The Rake (Boston Belles #4) by L.J. Shen
Did he want my blessing? To feel good about himself?
The man was going to destroy me. But I’d learned long ago that destruction had its flip side.
It set the ground for rebuilding.
“Yes,” I heard myself say. “Nothing would make me happier than seeing your ass married to someone else. Maybe that way you’ll finally stop chasing after me. It’s getting a little desperate, you know. A man of your age.”
“You’re not as young as you think you are,” he said pitifully.
“You’re considering it,” I said accusingly.
Fuck, I didn’t know what I was thinking. What I was saying.
Why was I pushing him like that?
“Yes,” he said quietly.
I broke into a thousand pieces inside.
This is what you get by opening up, even an inch.
“Well …” I smiled, hoping he couldn’t see the tears that began streaming down my face, “…don’t let me stand in your way.”
I felt the edge of the bed rise as he stood up and walked to the door.
“Roger that, Sweven.”
For the next two weeks, I was irritated and combative.
I put my anger into everything I did. I banged on the keyboard in my office while working the spreadsheets. Yelled at Ross for the dumbest reasons when he dared talk to me about anything that wasn’t work.
When my mother came over for a visit from the suburbs bearing little yellow baby clothes, I roared at her that shopping for the baby before she was born was bad luck.
And I was pretty sure I jogged everywhere instead of walked, just because of the adrenaline running through my veins.

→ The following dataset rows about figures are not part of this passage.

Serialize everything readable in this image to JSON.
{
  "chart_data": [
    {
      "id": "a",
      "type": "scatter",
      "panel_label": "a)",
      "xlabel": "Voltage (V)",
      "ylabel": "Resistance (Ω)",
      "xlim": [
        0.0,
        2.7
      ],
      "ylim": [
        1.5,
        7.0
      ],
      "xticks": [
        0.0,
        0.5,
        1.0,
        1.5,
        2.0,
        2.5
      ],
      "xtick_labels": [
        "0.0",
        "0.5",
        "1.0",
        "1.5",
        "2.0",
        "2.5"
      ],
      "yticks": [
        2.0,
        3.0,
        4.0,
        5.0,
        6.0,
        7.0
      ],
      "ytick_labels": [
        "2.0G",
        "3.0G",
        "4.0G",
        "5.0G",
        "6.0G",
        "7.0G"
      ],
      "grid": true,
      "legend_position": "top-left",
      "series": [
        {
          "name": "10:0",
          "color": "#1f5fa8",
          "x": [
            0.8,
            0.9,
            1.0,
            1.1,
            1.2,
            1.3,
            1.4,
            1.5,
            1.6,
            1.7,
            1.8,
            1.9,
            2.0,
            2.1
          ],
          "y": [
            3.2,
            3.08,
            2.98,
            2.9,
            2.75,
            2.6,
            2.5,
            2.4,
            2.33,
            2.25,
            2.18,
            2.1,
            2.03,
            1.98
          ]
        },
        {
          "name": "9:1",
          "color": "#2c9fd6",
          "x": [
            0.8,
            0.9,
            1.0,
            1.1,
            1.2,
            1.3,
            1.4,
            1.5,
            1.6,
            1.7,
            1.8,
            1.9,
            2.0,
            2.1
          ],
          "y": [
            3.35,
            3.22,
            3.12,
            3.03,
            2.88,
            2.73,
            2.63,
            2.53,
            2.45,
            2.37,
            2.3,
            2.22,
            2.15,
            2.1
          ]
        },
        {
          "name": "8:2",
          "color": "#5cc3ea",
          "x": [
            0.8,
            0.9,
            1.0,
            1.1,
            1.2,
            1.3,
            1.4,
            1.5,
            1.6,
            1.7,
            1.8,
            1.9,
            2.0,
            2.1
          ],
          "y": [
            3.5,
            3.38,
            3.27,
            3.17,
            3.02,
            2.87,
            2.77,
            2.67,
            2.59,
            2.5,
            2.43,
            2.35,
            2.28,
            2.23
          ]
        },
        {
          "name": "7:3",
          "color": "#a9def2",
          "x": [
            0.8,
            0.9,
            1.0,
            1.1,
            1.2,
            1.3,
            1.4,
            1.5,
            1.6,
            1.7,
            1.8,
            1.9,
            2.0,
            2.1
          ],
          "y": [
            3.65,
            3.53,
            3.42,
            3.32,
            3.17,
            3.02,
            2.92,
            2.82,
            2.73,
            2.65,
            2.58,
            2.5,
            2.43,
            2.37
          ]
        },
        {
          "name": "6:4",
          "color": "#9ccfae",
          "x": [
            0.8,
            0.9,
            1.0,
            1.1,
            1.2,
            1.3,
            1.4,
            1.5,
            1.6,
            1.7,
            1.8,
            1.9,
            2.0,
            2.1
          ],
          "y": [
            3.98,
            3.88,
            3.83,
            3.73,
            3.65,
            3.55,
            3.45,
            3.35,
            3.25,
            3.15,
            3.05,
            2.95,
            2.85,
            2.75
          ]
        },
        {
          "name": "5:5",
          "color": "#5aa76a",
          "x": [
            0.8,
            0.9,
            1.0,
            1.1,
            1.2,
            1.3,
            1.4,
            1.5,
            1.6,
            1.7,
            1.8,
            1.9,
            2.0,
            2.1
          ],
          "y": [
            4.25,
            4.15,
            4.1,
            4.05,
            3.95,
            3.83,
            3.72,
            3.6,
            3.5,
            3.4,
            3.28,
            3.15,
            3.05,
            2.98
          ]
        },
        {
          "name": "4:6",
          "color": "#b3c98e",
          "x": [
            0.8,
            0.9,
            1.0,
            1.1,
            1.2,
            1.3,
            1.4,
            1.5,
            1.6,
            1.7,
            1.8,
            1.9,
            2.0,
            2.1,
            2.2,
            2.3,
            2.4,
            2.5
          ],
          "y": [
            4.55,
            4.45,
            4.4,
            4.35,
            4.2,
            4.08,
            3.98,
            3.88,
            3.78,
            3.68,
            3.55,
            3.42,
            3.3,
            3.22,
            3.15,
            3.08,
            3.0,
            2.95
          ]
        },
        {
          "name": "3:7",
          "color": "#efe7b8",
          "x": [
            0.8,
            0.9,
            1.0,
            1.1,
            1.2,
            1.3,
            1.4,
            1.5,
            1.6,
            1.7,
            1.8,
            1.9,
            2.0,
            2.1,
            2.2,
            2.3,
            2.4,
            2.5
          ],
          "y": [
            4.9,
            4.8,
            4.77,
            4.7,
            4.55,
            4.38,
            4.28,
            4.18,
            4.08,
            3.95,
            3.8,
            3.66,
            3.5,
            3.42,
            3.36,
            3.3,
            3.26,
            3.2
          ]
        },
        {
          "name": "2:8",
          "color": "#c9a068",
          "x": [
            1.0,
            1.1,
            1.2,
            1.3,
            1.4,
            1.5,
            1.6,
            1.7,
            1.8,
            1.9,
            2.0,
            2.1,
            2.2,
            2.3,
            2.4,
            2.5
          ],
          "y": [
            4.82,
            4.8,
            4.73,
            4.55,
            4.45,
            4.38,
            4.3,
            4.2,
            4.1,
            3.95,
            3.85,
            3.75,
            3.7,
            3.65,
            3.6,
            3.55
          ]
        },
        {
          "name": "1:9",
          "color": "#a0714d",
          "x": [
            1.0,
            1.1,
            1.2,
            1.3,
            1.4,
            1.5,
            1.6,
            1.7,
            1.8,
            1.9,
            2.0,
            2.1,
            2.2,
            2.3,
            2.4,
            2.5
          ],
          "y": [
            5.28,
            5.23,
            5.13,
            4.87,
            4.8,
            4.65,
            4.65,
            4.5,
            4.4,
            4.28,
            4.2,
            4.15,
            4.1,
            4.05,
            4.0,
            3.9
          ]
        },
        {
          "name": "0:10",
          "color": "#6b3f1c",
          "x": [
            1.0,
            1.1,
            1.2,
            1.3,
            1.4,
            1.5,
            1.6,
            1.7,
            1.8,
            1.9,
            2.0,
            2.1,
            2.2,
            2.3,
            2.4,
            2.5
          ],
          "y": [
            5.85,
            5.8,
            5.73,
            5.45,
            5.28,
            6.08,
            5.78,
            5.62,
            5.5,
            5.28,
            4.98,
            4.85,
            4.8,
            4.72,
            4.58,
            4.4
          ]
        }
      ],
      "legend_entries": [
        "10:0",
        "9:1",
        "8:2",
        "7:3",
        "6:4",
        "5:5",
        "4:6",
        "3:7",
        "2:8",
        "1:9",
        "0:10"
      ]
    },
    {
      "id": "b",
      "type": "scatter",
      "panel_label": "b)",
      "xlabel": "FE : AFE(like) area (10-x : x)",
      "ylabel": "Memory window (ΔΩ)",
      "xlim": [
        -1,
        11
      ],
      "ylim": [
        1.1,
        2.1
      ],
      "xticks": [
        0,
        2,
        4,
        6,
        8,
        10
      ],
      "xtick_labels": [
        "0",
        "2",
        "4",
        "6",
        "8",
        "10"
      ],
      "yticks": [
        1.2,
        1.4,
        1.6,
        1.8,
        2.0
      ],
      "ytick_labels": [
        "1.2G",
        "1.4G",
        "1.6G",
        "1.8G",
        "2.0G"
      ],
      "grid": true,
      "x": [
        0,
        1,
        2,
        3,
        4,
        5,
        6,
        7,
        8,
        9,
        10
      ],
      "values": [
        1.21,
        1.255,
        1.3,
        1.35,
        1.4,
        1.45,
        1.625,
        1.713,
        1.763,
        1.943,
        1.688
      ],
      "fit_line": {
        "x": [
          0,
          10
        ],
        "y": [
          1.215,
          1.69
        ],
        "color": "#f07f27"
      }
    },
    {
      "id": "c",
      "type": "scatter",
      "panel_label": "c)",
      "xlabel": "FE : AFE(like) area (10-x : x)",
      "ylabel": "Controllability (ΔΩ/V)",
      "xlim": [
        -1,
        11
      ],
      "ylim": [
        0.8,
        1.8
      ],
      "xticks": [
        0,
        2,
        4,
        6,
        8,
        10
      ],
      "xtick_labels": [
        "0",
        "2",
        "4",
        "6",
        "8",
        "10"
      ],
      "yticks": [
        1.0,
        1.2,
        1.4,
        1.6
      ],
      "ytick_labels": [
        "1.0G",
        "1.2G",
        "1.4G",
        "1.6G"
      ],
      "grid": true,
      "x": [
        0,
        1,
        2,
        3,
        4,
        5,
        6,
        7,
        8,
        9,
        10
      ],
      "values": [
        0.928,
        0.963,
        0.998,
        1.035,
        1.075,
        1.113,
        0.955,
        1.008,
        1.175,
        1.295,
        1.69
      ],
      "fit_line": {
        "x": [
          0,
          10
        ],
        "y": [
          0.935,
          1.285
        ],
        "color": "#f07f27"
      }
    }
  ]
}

I hadn’t seen Louisa since that day, but I could only guess Devon was seeing her.
He stopped coming home every day at six o’clock sharp as he used to.
In fact, I hardly ever saw him at all. When we did cross paths, usually early in the morning, when I woke up on the hunt for a snack and he came back from his fencing matches, he nodded at me curtly but didn’t stick around for the daily verbal abuse I treated him to.
More than anything, I felt a sharp, awful loss. I mourned all the times I treated him terribly, knowing I brought it on myself. From day one, I’d been impossible. And now, when I wanted to be possible for him, it was too late.
I was sure Louisa was still in Boston, loitering with the sole purpose of making him hers.
He was out of the apartment all hours of the day and night, probably getting to know her, reconnecting, and planning their new life together.
One morning, in the kitchen, I couldn’t take it anymore.
When he made himself a protein shake and I poured myself a tall glass of matcha juice, I turned to him and asked, “How’s Louisa doing, anyway?”
“Quite well,” he said stonily.
This was the part where I would normally insert a barb, an insult of sorts, but I was so exhausted, so depressed, so angry at myself, I asked, “Are you guys …?”
He curved one eyebrow up, waiting for the rest.
Long gone were the days when he made things easier for me.
“Are you together?” I spat the rest of the question out.
“Uncertain. Ask again in a couple weeks.”
I wanted to throw up, and I didn’t even have morning sickness anymore.
“Devon, I’m sorry.”
Sorry for the way I had treated him.
Sorry for not going to the police even though I knew it was the smart thing to do.
Sorry I was so screwed up I couldn’t keep a good thing when it was handed to me.
“Why, darling, we did both agree fucking the same person for a period exceeding five months is outrageously boring.” He reached over to caress my face with his sardonic smirk. “Time’s up.”
The night that changed our new status quo happened on an unassuming Friday.
I was just getting ready to leave Madame Mayhem and go back to Devon’s apartment.
Prior to Louisa’s arrival in Boston, I’d tried to cut down on hours at the club. This time I stayed late, knowing that in all probability Devon wasn’t going to be home.
I had been good with hanging out with Si as much as I could and making sure Persy, Ash, and Sailor were always with me when I went out in town, so I let my guard down a little.
It was almost eleven at night when I locked the back office. I strolled through the alleyway toward my car, clutching my bag to my chest, my gun inside it.
Though it wasn’t loaded for obvious reasons, it still made me feel significantly safer.
My car’s lights flashed when I unlocked it with the key fob.
I took a few more steps, stopping between the industrial trash cans, hating that I told Simon to leave early today.
I felt a terrible weight launch itself at me from behind.
I stumbled forward, fumbling for the gun in my bag, but the person who tackled me was faster.
They grabbed me by the arm and slammed my back against my car in the darkness. I gasped for air.
“Let go!” I growled, coming face to face with a man wearing a black balaclava.
It couldn’t be Frank because he was taller and leaner than my former employee.
But it could be the man from the Common. The one I hadn’t heard from in months.
“I don’t think so, honey. We’re going to have a long productive talk about how you need to leave this city.”
Leave the city? What happened to killing me? Had I been demoted to banishment only?